Many people who undergo long term low carb diets notice an increase in their blood glucose despite not eating any carbohydrates.  It has been postulated that this is due to gluconeogenesis, the creation of glucose from protein, and something called physiological insulin resistance, a way that the body spares glucose for the brain.  This may not necessarily be something that is orchestrated at the level of the individual cell or even within the body at all.  The brain and gut are connected by the vagus nerve which is a conduit for communication between the bacteria in our gut and the brain.  Much of this phenomenon known as physiological insulin resistance may be orchestrated in the gut by the resident bacteria.

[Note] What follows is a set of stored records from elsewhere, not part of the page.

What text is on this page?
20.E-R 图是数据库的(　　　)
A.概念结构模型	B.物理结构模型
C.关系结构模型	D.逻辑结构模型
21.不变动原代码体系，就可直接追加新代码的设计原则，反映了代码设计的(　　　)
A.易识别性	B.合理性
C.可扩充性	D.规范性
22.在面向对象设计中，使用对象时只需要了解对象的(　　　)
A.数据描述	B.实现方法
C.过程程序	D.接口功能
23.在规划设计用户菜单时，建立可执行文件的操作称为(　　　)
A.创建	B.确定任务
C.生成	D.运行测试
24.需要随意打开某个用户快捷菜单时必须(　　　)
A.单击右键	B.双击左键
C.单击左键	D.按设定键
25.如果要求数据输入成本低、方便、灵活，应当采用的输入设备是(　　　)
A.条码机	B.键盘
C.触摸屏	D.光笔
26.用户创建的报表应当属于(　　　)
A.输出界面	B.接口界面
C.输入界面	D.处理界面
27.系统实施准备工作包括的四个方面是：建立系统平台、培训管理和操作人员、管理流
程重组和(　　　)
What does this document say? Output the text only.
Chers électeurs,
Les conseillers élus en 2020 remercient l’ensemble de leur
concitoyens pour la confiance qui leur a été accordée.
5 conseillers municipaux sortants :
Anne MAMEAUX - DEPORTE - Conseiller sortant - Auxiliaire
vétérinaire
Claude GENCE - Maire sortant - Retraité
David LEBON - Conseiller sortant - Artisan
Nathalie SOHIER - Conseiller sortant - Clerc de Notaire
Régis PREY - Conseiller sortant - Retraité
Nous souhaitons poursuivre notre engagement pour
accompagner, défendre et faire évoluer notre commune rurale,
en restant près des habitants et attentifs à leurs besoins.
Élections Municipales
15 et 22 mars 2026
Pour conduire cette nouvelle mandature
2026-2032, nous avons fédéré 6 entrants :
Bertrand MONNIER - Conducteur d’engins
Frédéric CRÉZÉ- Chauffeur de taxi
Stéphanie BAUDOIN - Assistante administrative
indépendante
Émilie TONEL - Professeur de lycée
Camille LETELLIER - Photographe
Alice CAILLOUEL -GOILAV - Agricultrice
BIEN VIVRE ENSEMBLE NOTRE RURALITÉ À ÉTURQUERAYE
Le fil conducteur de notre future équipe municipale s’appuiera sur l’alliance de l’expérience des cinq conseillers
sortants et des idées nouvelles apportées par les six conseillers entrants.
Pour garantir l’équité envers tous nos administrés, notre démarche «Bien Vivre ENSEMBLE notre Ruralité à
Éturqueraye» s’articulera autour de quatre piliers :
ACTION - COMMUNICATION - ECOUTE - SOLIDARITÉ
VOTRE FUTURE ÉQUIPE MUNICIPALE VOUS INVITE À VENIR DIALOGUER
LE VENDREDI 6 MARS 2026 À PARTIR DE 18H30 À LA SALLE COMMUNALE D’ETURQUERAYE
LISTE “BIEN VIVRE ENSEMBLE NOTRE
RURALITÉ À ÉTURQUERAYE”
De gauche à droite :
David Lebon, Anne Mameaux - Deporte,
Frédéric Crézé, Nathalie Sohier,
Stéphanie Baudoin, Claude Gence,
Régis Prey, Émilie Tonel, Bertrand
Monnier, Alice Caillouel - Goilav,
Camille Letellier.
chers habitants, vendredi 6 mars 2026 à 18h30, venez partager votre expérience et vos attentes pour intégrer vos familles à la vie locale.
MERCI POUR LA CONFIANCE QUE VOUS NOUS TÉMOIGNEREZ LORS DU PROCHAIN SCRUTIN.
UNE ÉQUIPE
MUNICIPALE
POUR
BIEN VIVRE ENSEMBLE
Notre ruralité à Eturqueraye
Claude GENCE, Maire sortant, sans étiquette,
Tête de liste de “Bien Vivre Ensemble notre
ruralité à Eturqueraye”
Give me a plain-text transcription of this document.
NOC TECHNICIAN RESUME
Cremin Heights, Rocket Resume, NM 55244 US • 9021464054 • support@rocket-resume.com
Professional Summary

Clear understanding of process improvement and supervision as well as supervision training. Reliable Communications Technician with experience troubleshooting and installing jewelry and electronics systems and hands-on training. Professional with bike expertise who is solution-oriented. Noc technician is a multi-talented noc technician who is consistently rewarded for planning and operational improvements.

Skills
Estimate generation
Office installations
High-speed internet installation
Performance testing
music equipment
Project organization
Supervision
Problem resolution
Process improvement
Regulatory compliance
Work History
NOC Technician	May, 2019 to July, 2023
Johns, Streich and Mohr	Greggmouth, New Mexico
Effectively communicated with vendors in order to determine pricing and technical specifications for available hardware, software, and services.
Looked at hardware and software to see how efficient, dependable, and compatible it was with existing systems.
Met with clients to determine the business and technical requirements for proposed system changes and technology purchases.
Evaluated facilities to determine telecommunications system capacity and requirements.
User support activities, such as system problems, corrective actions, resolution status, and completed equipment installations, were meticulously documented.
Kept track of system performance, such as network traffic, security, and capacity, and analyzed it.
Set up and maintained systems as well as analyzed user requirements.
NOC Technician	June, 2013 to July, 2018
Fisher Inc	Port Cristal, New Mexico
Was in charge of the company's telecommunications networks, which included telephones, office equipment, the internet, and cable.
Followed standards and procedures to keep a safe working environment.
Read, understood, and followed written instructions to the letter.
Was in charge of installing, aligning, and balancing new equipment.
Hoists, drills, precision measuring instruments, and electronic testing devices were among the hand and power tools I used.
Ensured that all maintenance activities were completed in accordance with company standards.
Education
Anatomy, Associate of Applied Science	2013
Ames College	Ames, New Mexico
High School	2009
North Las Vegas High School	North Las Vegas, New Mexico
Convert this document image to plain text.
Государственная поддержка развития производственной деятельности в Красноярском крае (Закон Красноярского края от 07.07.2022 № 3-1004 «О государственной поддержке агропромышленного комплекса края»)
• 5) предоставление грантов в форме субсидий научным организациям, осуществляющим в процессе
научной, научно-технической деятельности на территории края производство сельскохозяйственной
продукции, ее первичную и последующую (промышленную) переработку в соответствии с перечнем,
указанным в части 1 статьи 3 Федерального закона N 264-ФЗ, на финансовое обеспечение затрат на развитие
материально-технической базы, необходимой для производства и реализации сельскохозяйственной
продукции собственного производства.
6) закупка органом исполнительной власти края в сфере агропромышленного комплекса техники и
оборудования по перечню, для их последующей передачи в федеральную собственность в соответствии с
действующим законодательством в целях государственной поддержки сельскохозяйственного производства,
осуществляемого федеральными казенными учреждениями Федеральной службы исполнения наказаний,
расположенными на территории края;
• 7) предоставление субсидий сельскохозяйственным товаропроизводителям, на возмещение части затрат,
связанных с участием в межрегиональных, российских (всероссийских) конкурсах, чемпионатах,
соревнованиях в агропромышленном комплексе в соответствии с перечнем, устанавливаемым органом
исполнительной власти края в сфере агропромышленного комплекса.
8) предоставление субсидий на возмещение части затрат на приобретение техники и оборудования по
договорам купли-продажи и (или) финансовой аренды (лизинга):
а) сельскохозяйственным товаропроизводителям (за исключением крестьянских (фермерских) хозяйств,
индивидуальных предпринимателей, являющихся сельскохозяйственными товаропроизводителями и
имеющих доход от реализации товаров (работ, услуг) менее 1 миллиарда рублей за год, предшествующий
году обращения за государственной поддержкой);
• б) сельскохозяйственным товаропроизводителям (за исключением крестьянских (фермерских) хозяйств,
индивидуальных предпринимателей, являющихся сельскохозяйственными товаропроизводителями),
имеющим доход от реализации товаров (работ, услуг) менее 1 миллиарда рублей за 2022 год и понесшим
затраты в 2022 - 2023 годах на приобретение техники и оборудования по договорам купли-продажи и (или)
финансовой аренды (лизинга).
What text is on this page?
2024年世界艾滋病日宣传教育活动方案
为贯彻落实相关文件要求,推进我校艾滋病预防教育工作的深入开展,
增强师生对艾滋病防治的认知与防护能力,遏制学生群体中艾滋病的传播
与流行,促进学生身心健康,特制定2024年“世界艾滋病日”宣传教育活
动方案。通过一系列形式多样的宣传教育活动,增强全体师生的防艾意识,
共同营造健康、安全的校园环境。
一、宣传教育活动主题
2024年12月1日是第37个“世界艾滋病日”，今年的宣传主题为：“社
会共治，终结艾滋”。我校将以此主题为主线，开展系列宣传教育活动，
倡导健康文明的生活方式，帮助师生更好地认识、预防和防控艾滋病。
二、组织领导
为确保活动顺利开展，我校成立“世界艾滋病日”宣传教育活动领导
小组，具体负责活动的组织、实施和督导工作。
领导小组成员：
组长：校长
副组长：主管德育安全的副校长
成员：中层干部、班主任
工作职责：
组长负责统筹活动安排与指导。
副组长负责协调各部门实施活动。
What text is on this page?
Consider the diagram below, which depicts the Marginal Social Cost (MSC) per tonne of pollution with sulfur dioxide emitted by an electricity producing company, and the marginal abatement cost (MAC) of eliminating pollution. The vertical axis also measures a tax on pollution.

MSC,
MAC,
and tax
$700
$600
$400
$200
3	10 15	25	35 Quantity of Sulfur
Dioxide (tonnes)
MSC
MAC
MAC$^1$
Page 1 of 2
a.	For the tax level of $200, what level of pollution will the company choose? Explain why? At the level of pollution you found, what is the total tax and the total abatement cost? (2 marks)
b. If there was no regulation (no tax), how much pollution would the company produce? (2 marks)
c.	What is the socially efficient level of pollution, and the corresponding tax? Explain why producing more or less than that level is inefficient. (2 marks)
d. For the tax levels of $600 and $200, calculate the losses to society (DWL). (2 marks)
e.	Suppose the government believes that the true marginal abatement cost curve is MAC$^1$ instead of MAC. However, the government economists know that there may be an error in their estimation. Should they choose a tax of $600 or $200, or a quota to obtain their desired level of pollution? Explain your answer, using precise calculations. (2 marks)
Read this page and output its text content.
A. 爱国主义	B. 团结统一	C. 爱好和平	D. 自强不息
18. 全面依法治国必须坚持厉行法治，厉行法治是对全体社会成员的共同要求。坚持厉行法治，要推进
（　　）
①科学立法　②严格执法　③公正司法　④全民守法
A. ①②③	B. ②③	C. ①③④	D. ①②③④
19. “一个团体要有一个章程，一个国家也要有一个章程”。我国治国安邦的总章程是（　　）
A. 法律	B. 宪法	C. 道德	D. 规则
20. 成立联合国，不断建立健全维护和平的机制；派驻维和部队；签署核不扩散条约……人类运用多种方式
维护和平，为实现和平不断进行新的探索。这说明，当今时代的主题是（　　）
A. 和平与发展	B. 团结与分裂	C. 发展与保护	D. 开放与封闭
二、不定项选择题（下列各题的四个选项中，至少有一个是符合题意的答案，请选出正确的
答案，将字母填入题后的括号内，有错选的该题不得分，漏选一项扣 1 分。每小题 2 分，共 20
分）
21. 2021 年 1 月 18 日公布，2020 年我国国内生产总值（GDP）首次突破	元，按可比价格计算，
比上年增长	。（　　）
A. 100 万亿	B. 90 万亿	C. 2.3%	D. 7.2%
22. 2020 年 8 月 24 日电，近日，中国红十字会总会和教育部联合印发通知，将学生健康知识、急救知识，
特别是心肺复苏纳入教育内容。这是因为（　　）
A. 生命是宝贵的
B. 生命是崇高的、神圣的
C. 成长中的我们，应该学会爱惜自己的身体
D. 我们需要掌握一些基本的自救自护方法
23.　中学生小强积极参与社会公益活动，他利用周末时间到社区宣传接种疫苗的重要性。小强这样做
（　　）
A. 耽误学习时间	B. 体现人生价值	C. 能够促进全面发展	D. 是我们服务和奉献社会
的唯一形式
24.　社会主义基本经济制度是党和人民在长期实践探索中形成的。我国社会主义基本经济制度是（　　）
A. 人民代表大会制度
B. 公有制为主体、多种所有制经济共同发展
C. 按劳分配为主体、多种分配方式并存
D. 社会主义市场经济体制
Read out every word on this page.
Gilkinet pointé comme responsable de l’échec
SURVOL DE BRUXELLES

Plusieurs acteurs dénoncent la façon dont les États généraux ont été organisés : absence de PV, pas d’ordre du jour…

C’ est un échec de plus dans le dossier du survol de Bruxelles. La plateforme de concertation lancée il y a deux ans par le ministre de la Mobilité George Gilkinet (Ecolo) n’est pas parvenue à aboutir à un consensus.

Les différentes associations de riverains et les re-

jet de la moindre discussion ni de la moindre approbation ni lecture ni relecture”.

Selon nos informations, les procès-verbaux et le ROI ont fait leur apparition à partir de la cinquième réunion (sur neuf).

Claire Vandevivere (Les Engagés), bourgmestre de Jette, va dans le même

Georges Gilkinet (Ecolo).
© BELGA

Reducing the amount of undigested protein that enters the large intestine is likely a good idea over the long term, but that doesn't mean that bread or pasta can't be part of a healthy diet.  To the contrary, in the face of a highly diverse diet, I believe that these foods can be enjoyed in moderation.  In addition, I believe that one can reverse gluten sensitivity under the right dietary conditions.  I am currently working on a program for this, and I don't believe that people with non-celiac gluten sensitivity need to spend years fixing the problem provided they are manipulating the proper variables.  We'll see how it goes.